Rabbi Noson Weisz writes for Aish.com:
Moses was the man who gave us the Torah. A blemish on his character automatically detracts from the authenticity and weight of the Torah. Lashon hora always gets out, no matter how private and secret you attempt to keep it. If Miriam’s statement would have been allowed to stand unchallenged, pretty soon the average Jew on the street would know that in the opinion of his own siblings, Moses was a ruthless rabbi who was happy to sacrifice the happiness of his wife in order to satisfy his own spiritual ambitions. Instead of the caring leader they had considered him until now, the ego-less person who never considered himself and lived totally for them, it turns out that he is a self-centered spiritual social climber whose interest in them is to use them to attain greater spiritual heights.
We are extremely familiar with the phenomenon of discrediting rabbis. If you can get yourself and others to believe that rabbis are merely power-hungry manipulators, or exploiters of women, or any of the other disparaging remarks made about rabbis with which we are all familiar, then you do not have to confront the truths of Judaism.
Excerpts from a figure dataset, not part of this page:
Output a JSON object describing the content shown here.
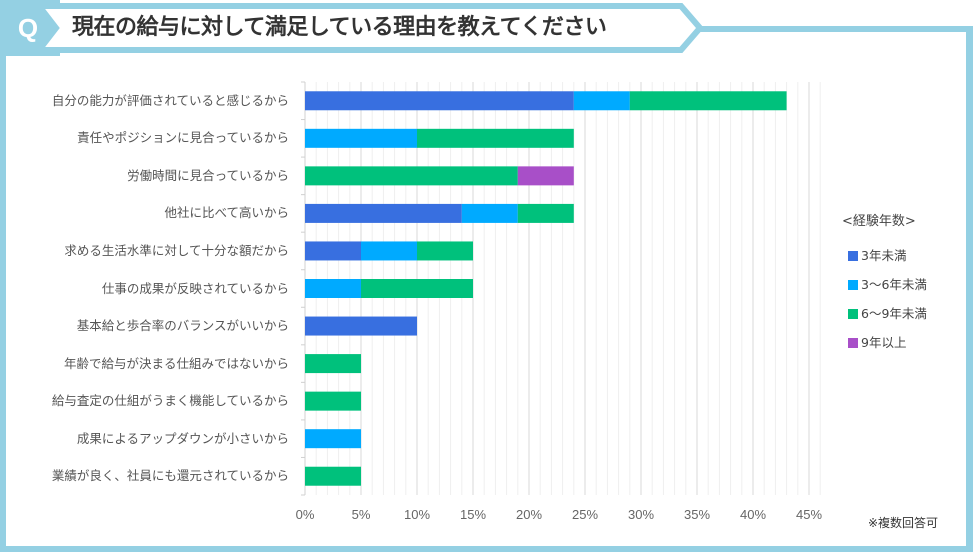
{
  "header": {
    "q_label": "Q",
    "title": "現在の給与に対して満足している理由を教えてください"
  },
  "note": "※複数回答可",
  "colors": {
    "frame": "#94D0E3",
    "series": [
      "#386FE0",
      "#00AAFF",
      "#00C17C",
      "#A84FC8"
    ]
  },
  "chart_data": {
    "type": "bar",
    "orientation": "horizontal",
    "stacked": true,
    "title": "現在の給与に対して満足している理由を教えてください",
    "xlabel": "",
    "ylabel": "",
    "xlim": [
      0,
      45
    ],
    "x_ticks": [
      "0%",
      "5%",
      "10%",
      "15%",
      "20%",
      "25%",
      "30%",
      "35%",
      "40%",
      "45%"
    ],
    "x_tick_values": [
      0,
      5,
      10,
      15,
      20,
      25,
      30,
      35,
      40,
      45
    ],
    "grid": true,
    "legend_title": "<経験年数>",
    "legend_position": "right",
    "categories": [
      "自分の能力が評価されていると感じるから",
      "責任やポジションに見合っているから",
      "労働時間に見合っているから",
      "他社に比べて高いから",
      "求める生活水準に対して十分な額だから",
      "仕事の成果が反映されているから",
      "基本給と歩合率のバランスがいいから",
      "年齢で給与が決まる仕組みではないから",
      "給与査定の仕組がうまく機能しているから",
      "成果によるアップダウンが小さいから",
      "業績が良く、社員にも還元されているから"
    ],
    "series": [
      {
        "name": "3年未満",
        "color": "#386FE0",
        "values": [
          24,
          0,
          0,
          14,
          5,
          0,
          10,
          0,
          0,
          0,
          0
        ]
      },
      {
        "name": "3〜6年未満",
        "color": "#00AAFF",
        "values": [
          5,
          10,
          0,
          5,
          5,
          5,
          0,
          0,
          0,
          5,
          0
        ]
      },
      {
        "name": "6〜9年未満",
        "color": "#00C17C",
        "values": [
          14,
          14,
          19,
          5,
          5,
          10,
          0,
          5,
          5,
          0,
          5
        ]
      },
      {
        "name": "9年以上",
        "color": "#A84FC8",
        "values": [
          0,
          0,
          5,
          0,
          0,
          0,
          0,
          0,
          0,
          0,
          0
        ]
      }
    ],
    "note": "※複数回答可"
  }
}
Instinctively every Jewish heart knows that when it seriously confronts Torah it will melt in the heat of its holy flame. The solution is to cool one’s ardor by bashing rabbis.
Not that Miriam meant to do this. The trouble is that one never means to do anything terrible when one utters a few seemingly harmless words of lashon hora. The world is no less destroyed when the person who blows it up doesn’t mean it.